Posted by: SvN | November 23, 2008 at 11:36 AM
The Republican party never believed in smaller government, etc. Look at how they've governed. That smaller government stuff was just propaganda. And she, along with many others, was duped by that propaganda.
Posted by: CN | November 23, 2008 at 12:34 PM
I don't think Sophia is ALIENATED by the Democratic Party, I think she believes the Republican Party stands for policies and issues that it doesn't any longer.
Posted by: CBBB | November 23, 2008 at 02:17 PM
And when was the last time it actually stood for those policies? When Sophia was 4?
Posted by: sm | November 23, 2008 at 02:32 PM
A question for discussion: suppose that the GOP had done all the things it said it wanted, instead of just a couple of them -- shrunk the government, cut programs, cut taxes to match, and also cut regulations of financial and other industries. Lets say that 9/11 never happened and by some stroke of luck, Bush accomplished all these things at once without distractions.
Now fast forward to Now. As the financial buffalos race toward the cliff, what would Bush -- or anybody -- be able to do to avert disaster? Who would help the Americans that business just fleeced and turned out into the pre-Christmas snowdrifts?
It seems to me you can have small government and strict regulation, or loose regulation and a big government to sweep up the wreckage after the flywheel mechanism shatters like an ormolu wrench. But you can't have loose regulation AND a gormless government. Well, not for long.
Noni
Posted by: Noni Mausa | November 23, 2008 at 04:50 PM
Republican ideals ought to have a solid place in America, Main Street Republicans who work hard, pay their taxes, want their children to succeed, what good schools, have a life that includes religion. The problem is what they have become in adopting the worst prejudices to win votes, scaring whites with threats of blacks in charge, gay marriage, and always abortion. There used to be pragmatic Republicans, not just crony capitalists. When patriotism becomes jingoism and xenophobia, when equality is subverted by backroom old boy networks, when the value of hard work is perverted into the landing of a government contract, when military families are openly hostile to liberals, it perverts what they can stand for.
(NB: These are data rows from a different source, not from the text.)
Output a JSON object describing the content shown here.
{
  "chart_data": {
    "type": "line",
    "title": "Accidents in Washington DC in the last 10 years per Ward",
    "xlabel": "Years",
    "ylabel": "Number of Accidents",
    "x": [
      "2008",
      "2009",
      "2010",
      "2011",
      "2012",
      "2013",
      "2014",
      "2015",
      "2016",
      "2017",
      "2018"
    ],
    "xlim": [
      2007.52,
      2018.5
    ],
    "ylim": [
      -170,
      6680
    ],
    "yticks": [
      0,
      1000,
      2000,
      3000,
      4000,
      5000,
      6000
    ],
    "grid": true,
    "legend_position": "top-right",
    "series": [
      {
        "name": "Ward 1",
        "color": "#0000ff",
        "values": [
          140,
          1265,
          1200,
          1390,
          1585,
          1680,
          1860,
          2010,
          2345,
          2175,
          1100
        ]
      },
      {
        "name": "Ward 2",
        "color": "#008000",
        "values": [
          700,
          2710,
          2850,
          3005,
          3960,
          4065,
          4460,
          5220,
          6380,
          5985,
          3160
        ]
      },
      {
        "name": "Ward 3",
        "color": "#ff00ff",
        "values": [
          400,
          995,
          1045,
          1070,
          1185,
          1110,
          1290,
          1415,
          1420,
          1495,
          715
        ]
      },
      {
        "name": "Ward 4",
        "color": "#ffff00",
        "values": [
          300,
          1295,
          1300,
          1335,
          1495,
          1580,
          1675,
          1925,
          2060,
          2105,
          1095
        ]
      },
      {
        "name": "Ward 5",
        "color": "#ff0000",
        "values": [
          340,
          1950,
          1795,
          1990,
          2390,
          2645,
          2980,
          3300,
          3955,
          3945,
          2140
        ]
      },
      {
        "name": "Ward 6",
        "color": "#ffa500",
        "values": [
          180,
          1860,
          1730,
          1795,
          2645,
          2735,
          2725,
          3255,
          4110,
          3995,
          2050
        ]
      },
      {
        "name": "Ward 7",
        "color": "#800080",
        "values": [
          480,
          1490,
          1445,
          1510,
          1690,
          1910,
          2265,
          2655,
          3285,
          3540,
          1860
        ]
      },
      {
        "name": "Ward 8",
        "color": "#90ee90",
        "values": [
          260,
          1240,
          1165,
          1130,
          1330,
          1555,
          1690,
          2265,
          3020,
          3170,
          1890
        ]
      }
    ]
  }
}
And what they stand for now is an end to Affirmative Action with nothing to replace it, an end to "illegal" workers, even when they pay taxes, create wealth, and are better risks among first time home buyers.
What Delay, Hastert, Bush, Cheney, Rumsfeld, and all the behind the scenes incompetents have managed is to make Republican be equal to the desire for naked, unalloyed power. That's it. The rest are treasonous. The rest are enemies.
There was a party that had some ideals. Lincoln Chaffee, Christine Todd Whitman, Colins, Jim Leach should be the standard bearers. Integrity is meaningful, but so is pragmatic solving of problems.
Posted by: bluespapa | November 23, 2008 at 04:57 PM
Has anyone here forgotten that Christie Todd Whitman willingly lent herself to the coverup of the health hazard that was ground zero? New Yorkers kinda haven't.